Oil prices slip ahead of ECB meeting; concern mounts over slowing economies

The price of oil fell slightly as the market awaited the latest move by Europe's central bank to ease the debt crisis that has hamstrung the region's economy.

Benchmark West Texas Intermediate crude slipped four cents to US$95.26 a barrel in afternoon trading in New York. Brent crude, which is used to price international varieties, fell 56 cents to US$113.62 a barrel in London.

Weak manufacturing reports earlier in the week from China and the United States, as well as Europe's dire economic picture, weighed on trader sentiment. But that was countered by hope for measures from central banks and governments to promote global economic growth, which could translate into more demand for energy products.

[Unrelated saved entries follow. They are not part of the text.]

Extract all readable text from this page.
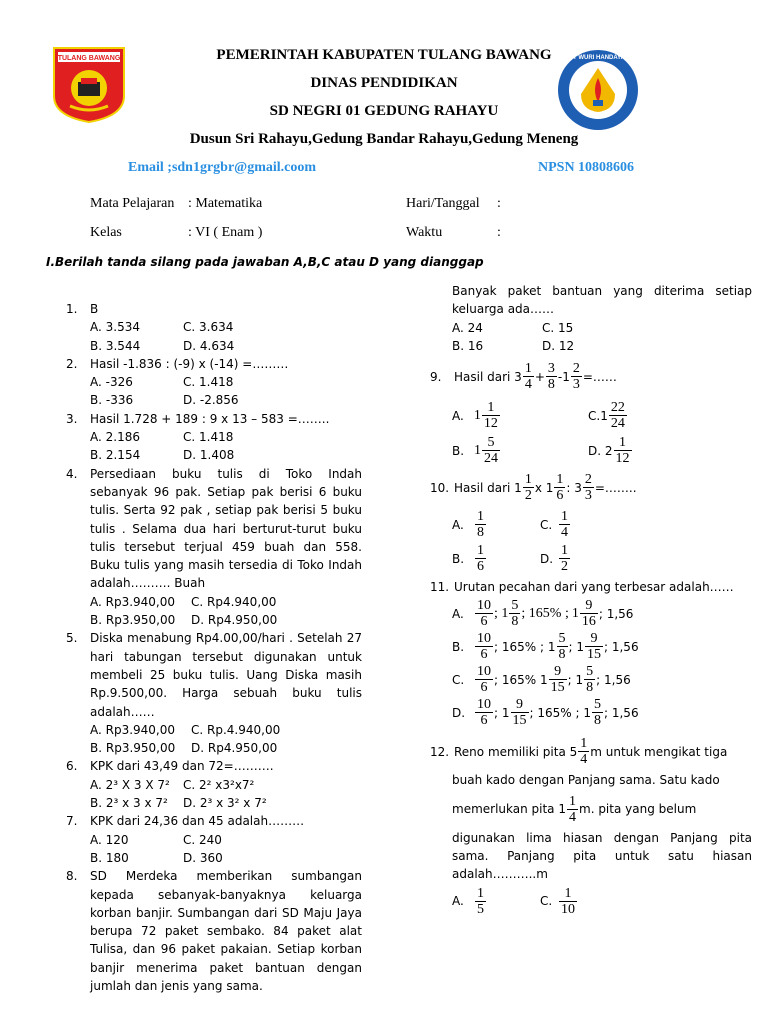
TULANG BAWANG	TUT WURI HANDAYANI
PEMERINTAH KABUPATEN TULANG BAWANG
DINAS PENDIDIKAN
SD NEGRI 01 GEDUNG RAHAYU
Dusun Sri Rahayu,Gedung Bandar Rahayu,Gedung Meneng
Email ;sdn1grgbr@gmail.coom	NPSN 10808606
Mata Pelajaran : Matematika	Hari/Tanggal :
Kelas	: VI ( Enam )	Waktu	:
I.Berilah tanda silang pada jawaban A,B,C atau D yang dianggap
1.	B
A. 3.534	C. 3.634
B. 3.544	D. 4.634
2.	Hasil -1.836 : (-9) x (-14) =………
A. -326	C. 1.418
B. -336	D. -2.856
3.	Hasil 1.728 + 189 : 9 x 13 – 583 =……..
A. 2.186	C. 1.418
B. 2.154	D. 1.408
4.	Persediaan buku tulis di Toko Indah sebanyak 96 pak. Setiap pak berisi 6 buku tulis. Serta 92 pak , setiap pak berisi 5 buku tulis . Selama dua hari berturut-turut buku tulis tersebut terjual 459 buah dan 558. Buku tulis yang masih tersedia di Toko Indah adalah………. Buah
A. Rp3.940,00	C. Rp4.940,00
B. Rp3.950,00	D. Rp4.950,00
5.	Diska menabung Rp4.00,00/hari . Setelah 27 hari tabungan tersebut digunakan untuk membeli 25 buku tulis. Uang Diska masih Rp.9.500,00. Harga sebuah buku tulis adalah……
A. Rp3.940,00	C. Rp.4.940,00
B. Rp3.950,00	D. Rp4.950,00
6.	KPK dari 43,49 dan 72=……….
A. 2³ X 3 X 7²	C. 2² x3²x7²
B. 2³ x 3 x 7²	D. 2³ x 3² x 7²
7.	KPK dari 24,36 dan 45 adalah………
A. 120	C. 240
B. 180	D. 360
8.	SD Merdeka memberikan sumbangan kepada sebanyak-banyaknya keluarga korban banjir. Sumbangan dari SD Maju Jaya berupa 72 paket sembako. 84 paket alat Tulisa, dan 96 paket pakaian. Setiap korban banjir menerima paket bantuan dengan jumlah dan jenis yang sama.
Banyak paket bantuan yang diterima setiap keluarga ada……
A. 24	C. 15
B. 16	D. 12
9.	Hasil dari $3 \frac{1}{4} + \frac{3}{8} -1 \frac{2}{3}$ =……
A. $1 \frac{1}{12}$	$C.1 \frac{22}{24}$
B. $1 \frac{5}{24}$	D. $2 \frac{1}{12}$
10. Hasil dari $1 \frac{1}{2}$ x $1 \frac{1}{6}$ : $3 \frac{2}{3}$ =……..
A. $\frac{1}{8}$	C. $\frac{1}{4}$
B. $\frac{1}{6}$	D. $\frac{1}{2}$
11. Urutan pecahan dari yang terbesar adalah……
A. $\frac{10}{6}$ ; $1 \frac{5}{8}$ ; 165% ; $1 \frac{9}{16}$ ; 1,56
B. $\frac{10}{6}$ ; 165%
; $1 \frac{5}{8}$ ; $1 \frac{9}{15}$ ; 1,56
C. $\frac{10}{6}$ ; 165%
$1 \frac{9}{15}$ ; $1 \frac{5}{8}$ ; 1,56
D. $\frac{10}{6}$ ; $1 \frac{9}{15}$ ; 165%
; $1 \frac{5}{8}$ ; 1,56
12. Reno memiliki pita $5 \frac{1}{4}$ m untuk mengikat tiga
buah kado dengan Panjang sama. Satu kado
memerlukan pita $1 \frac{1}{4} m$. pita yang belum
digunakan lima hiasan dengan Panjang pita sama. Panjang pita untuk satu hiasan adalah………..m
A. $\frac{1}{5}$	C. $\frac{1}{10}$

Traders are awaiting two key developments later this week.

The European Central Bank is expected to announce a bond-buying program Thursday to reduce high borrowing costs in Spain and Italy. The program is designed to help stabilize the region's financial crisis and promote growth.

Analysts say oil prices likely will fall without additional aid for the European economy because that would heighten concerns about a Europe-wide recession, Tradition Energy oil analyst Gene McGillian said.

He speculated that the price could drop into the mid-US$80 a barrel range. Oil's low for the year was US$77.69 in late June.

Traders were also awaiting the U.S. non-farm jobs report, which is due out Friday. It should offer fresh clues about where the economy is headed.

In other futures trading in New York, heating oil fell three cents to US$3.12 a U.S. gallon (3.79 litres), wholesale gasoline was unchanged at US$2.96 a gallon and natural gas fell five cents to US$2.81 per 1,000 cubic feet.